Enter the Pediatric to Adult Care Transitions Initiative. The project was designed with the busy practices of pediatricians and adult care providers in mind, said Dr. Talente, who is past chair of the SGIM Adults with Complex Conditions Originating in Childhood Task Force.
“Everyone is busy, and asking each individual practitioner to develop the systems they need to do this right is not really practical,” he said. “That’s where this project is really helpful, in the sense that it’s attempting to deliver tools and systems to providers that they can use and just adapt, without doing all the work themselves when they’re trying to run their busy practices.”
The initiative’s readiness assessment is a first step toward improving early transition planning, Dr. Greenlee said. The tool allows pediatricians to measure the knowledge and skill level of patients in the years leading to transition age, and enables doctors to fill any gaps before the transfer occurs.
The tool helps physicians gauge “what this young adult needs to know before they go out into the adult world and take on self-management,” she said. “Making sure they know how to fill a prescription, how to take their medications, know signs and symptoms of a crisis – that sort of thing.”
To enable better communication between providers, initiative leaders created the transfer summary, a hand-off outline that includes critical items the receiving clinician should know about the patients, such as information about their conditions, personal interests, or special needs. The third tool launched by the initiative – a self-management assessment – is a resource for adult care providers to measure the patients’ skills and knowledge once they begin adult care.
Overcoming obstacles to transition
The path to smoother patient transitions is not without bumps in the road. Adding time and new tools to physicians’ already heavy workloads can be challenging, Dr. Greenlee said.
“One of the biggest challenges is the time it takes on both sides,” she said. “Here we’re saying, ‘Here’s more to do.’ As a pediatrician, you’re gong to be preparing and educating [patients] in self-management and trying to get the parents engaged. There’s extra work.”

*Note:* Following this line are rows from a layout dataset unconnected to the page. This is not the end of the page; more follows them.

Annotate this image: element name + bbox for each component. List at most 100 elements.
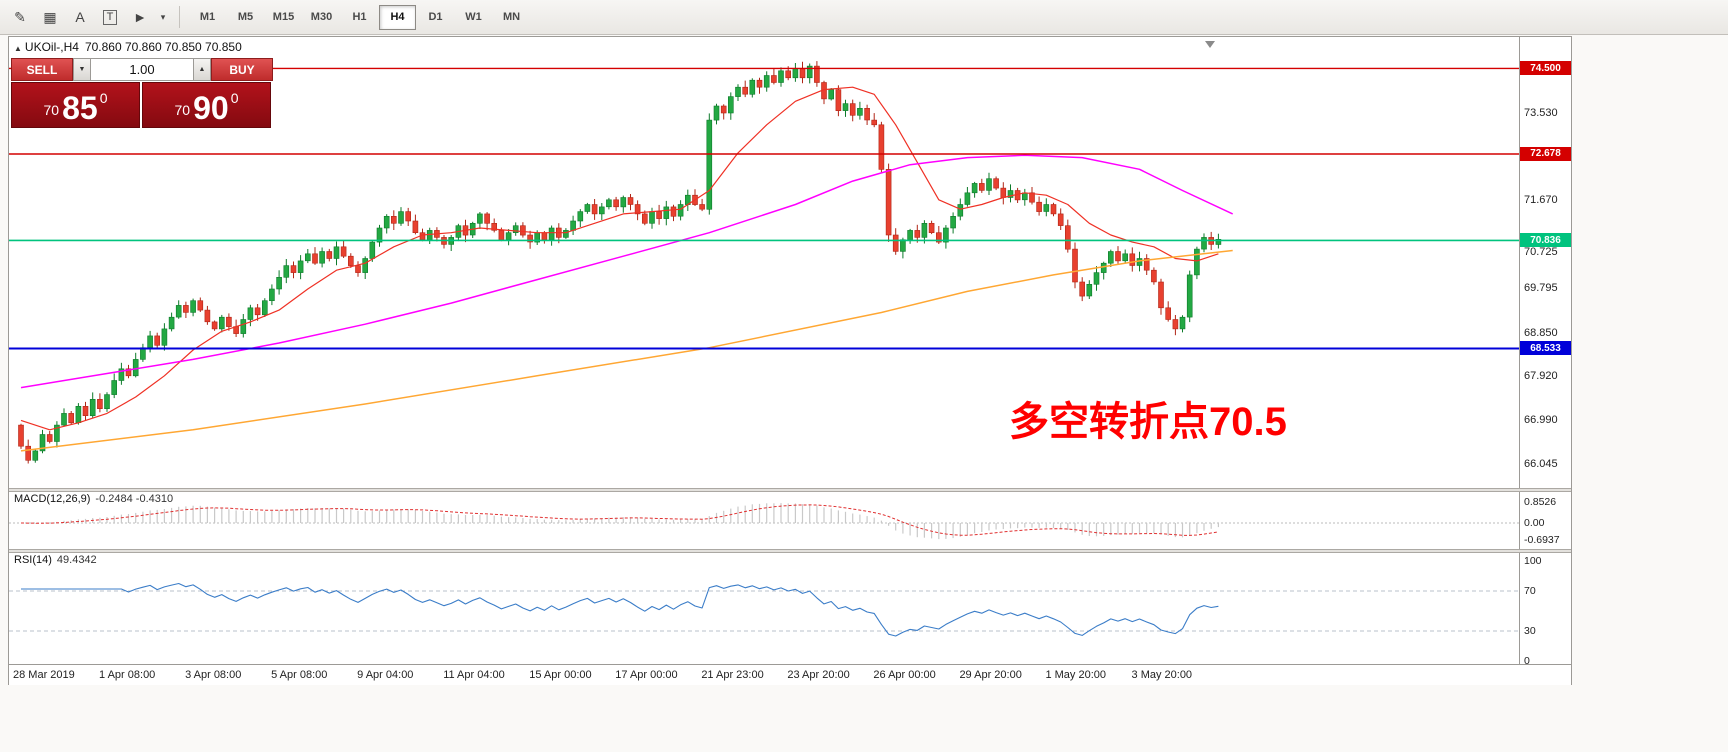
grid-icon-glyph: ▦ (43, 8, 57, 25)
time-label-12: 1 Apr 08:00 (99, 669, 156, 681)
macd-signal-line (20, 504, 1219, 536)
trade-panel-top-row: SELL ▼ 1.00 ▲ BUY (11, 58, 273, 81)
symbol-quote-header: ▲ UKOil-,H4 70.860 70.860 70.850 70.850 (14, 40, 242, 54)
time-label-84: 17 Apr 00:00 (615, 669, 678, 681)
dropdown-caret-icon-glyph: ▾ (160, 11, 166, 22)
time-label-60: 11 Apr 04:00 (443, 669, 505, 681)
timeframe-button-m5[interactable]: M5 (237, 11, 254, 23)
time-label-0: 28 Mar 2019 (13, 669, 75, 681)
text-label-icon[interactable]: A (66, 5, 94, 29)
price-tick-71.670: 71.670 (1524, 194, 1558, 207)
ma-slow-orange (20, 249, 1233, 452)
dropdown-caret-icon[interactable]: ▾ (156, 5, 170, 29)
time-label-24: 3 Apr 08:00 (185, 669, 242, 681)
price-tick-66.045: 66.045 (1524, 458, 1558, 471)
text-box-icon-glyph: T (102, 9, 118, 25)
rsi-axis-100: 100 (1524, 555, 1542, 567)
time-label-96: 21 Apr 23:00 (701, 669, 764, 681)
rsi-name: RSI(14) (14, 554, 52, 566)
time-label-108: 23 Apr 20:00 (787, 669, 850, 681)
ma-medium-magenta (20, 154, 1234, 389)
macd-axis-0.8526: 0.8526 (1524, 496, 1557, 509)
ohlc-quote: 70.860 70.860 70.850 70.850 (84, 40, 242, 54)
price-tick-66.990: 66.990 (1524, 413, 1558, 426)
timeframe-button-mn[interactable]: MN (502, 11, 521, 23)
price-tick-73.530: 73.530 (1524, 106, 1558, 119)
horizontal-lines (9, 67, 1519, 350)
price-tick-69.795: 69.795 (1524, 282, 1558, 295)
buy-button[interactable]: BUY (211, 58, 273, 81)
timeframe-button-m15[interactable]: M15 (272, 11, 295, 23)
expand-arrow-icon[interactable]: ▲ (14, 44, 22, 53)
macd-axis-0.00: 0.00 (1524, 517, 1545, 529)
chart-window: ▲ UKOil-,H4 70.860 70.860 70.850 70.850 SE… (8, 36, 1572, 685)
panel-splitter-macd[interactable] (9, 488, 1571, 492)
timeframe-button-h1[interactable]: H1 (352, 11, 367, 23)
rsi-axis-0: 0 (1524, 655, 1530, 667)
time-label-48: 9 Apr 04:00 (357, 669, 414, 681)
rsi-value: 49.4342 (56, 554, 97, 566)
chart-edit-icon[interactable]: ✎ (6, 5, 34, 29)
macd-panel: MACD(12,26,9) -0.2484 -0.4310 (9, 492, 1519, 549)
price-axis[interactable]: 73.530 71.670 70.725 69.795 68.850 67.920 66.9… (1519, 37, 1571, 667)
time-label-144: 1 May 20:00 (1045, 669, 1107, 681)
drawing-tools-icon[interactable]: ► (126, 5, 154, 29)
price-badge-68.533: 68.533 (1520, 341, 1571, 356)
rsi-axis-30: 30 (1524, 625, 1536, 637)
time-label-156: 3 May 20:00 (1131, 669, 1193, 681)
symbol-label: UKOil-,H4 (24, 40, 79, 54)
one-click-trade-panel: SELL ▼ 1.00 ▲ BUY 70 85 0 70 90 0 (11, 58, 273, 128)
toolbar-separator (179, 6, 180, 28)
timeframe-button-m1[interactable]: M1 (199, 11, 216, 23)
volume-increase-button[interactable]: ▲ (193, 58, 211, 81)
buy-price-pips: 90 (193, 89, 229, 126)
triangle-up-icon: ▲ (198, 66, 206, 73)
macd-values: -0.2484 -0.4310 (95, 493, 174, 505)
time-label-132: 29 Apr 20:00 (959, 669, 1022, 681)
buy-price-point: 0 (230, 90, 239, 106)
price-badge-74.500: 74.500 (1520, 61, 1571, 76)
chart-edit-icon-glyph: ✎ (14, 8, 26, 25)
time-label-36: 5 Apr 08:00 (271, 669, 328, 681)
sell-price-whole: 70 (43, 102, 60, 118)
rsi-line (21, 582, 1219, 637)
grid-icon[interactable]: ▦ (36, 5, 64, 29)
text-box-icon[interactable]: T (96, 5, 124, 29)
rsi-svg[interactable] (9, 553, 1519, 664)
price-tick-67.920: 67.920 (1524, 370, 1558, 383)
macd-svg[interactable] (9, 492, 1519, 549)
main-chart-svg[interactable] (9, 37, 1519, 488)
trade-panel-price-row: 70 85 0 70 90 0 (11, 82, 273, 128)
sell-button[interactable]: SELL (11, 58, 73, 81)
volume-input[interactable]: 1.00 (91, 58, 193, 81)
rsi-panel: RSI(14) 49.4342 (9, 553, 1519, 664)
triangle-down-icon: ▼ (78, 66, 86, 73)
chart-annotation-text: 多空转折点70.5 (1009, 400, 1287, 444)
time-label-120: 26 Apr 00:00 (873, 669, 936, 681)
toolbar-icon-group: ✎ ▦ A T ► ▾ (0, 5, 170, 29)
rsi-axis-70: 70 (1524, 585, 1536, 597)
volume-decrease-button[interactable]: ▼ (73, 58, 91, 81)
timeframe-button-group: M1 M5 M15 M30 H1 H4 D1 W1 MN (189, 4, 530, 30)
macd-name: MACD(12,26,9) (14, 493, 91, 505)
rsi-label: RSI(14) 49.4342 (14, 554, 97, 566)
price-tick-68.850: 68.850 (1524, 326, 1558, 339)
time-label-72: 15 Apr 00:00 (529, 669, 592, 681)
buy-price-button[interactable]: 70 90 0 (142, 82, 271, 128)
sell-price-pips: 85 (62, 89, 98, 126)
price-badge-72.678: 72.678 (1520, 146, 1571, 161)
timeframe-button-h4[interactable]: H4 (379, 4, 416, 30)
sell-price-point: 0 (99, 90, 108, 106)
timeframe-button-w1[interactable]: W1 (465, 11, 482, 23)
timeframe-button-d1[interactable]: D1 (428, 11, 443, 23)
sell-price-button[interactable]: 70 85 0 (11, 82, 140, 128)
macd-axis--0.6937: -0.6937 (1524, 534, 1560, 547)
panel-splitter-rsi[interactable] (9, 549, 1571, 553)
timeframe-button-m30[interactable]: M30 (310, 11, 333, 23)
candles (18, 61, 1222, 464)
top-toolbar: ✎ ▦ A T ► ▾ M1 M5 M15 M30 H1 H4 D1 W1 MN (0, 0, 1728, 35)
drawing-tools-icon-glyph: ► (133, 9, 147, 25)
time-axis[interactable]: 28 Mar 2019 1 Apr 08:00 3 Apr 08:00 5 Apr 0… (9, 664, 1571, 685)
chart-shift-marker-icon[interactable] (1205, 41, 1215, 48)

But helping pediatricians understand the bigger picture results – better outcomes, improved quality, lower health care costs – is key to acceptance, according to initiative leaders.
Strengthening communication between pediatric and adult practices also is critical to making the transition tools effective, added Dr. White. Pediatric practices cannot make successful transfers alone.
“The challenges are to find the partnerships that you need to start it, and the next big challenge is the buy-in,” she said. “You’ve got to get your leadership and senior physicians in a practice to agree that this is something they’re going to do. What’s frustrating for families is when different physicians use different modes of this whole process.”
Reimbursement for transition-related care is an ongoing climb, added Dr. Talente. In the past, physicians have struggled to receive payment for certain nonvisit time needed for transitions, he said.
However, Got Transition recently made headway toward improved payment, Dr. White said. Code 99420 now can be used to bill for transition readiness assessments conducted with youth and self-care assessments conducted with young adults. Got Transition and several physician specialty organizations also have developed a payment work group to address transition care codes. Got Transition offers a coding and reimbursement tip sheet to aid doctors in billing for pediatric to adult transitions.
Dr. Greenlee said she hopes that more pediatricians will start using the tools developed by the initiative, and she recommends reviewing the Got Transition website (www.gottransition.org) and considering how to incorporate transition efforts into practices.
“Start with a policy,” she said. “Start thinking about your approach and then make that approach intentional. My advice ... is to just start with one step at a time.”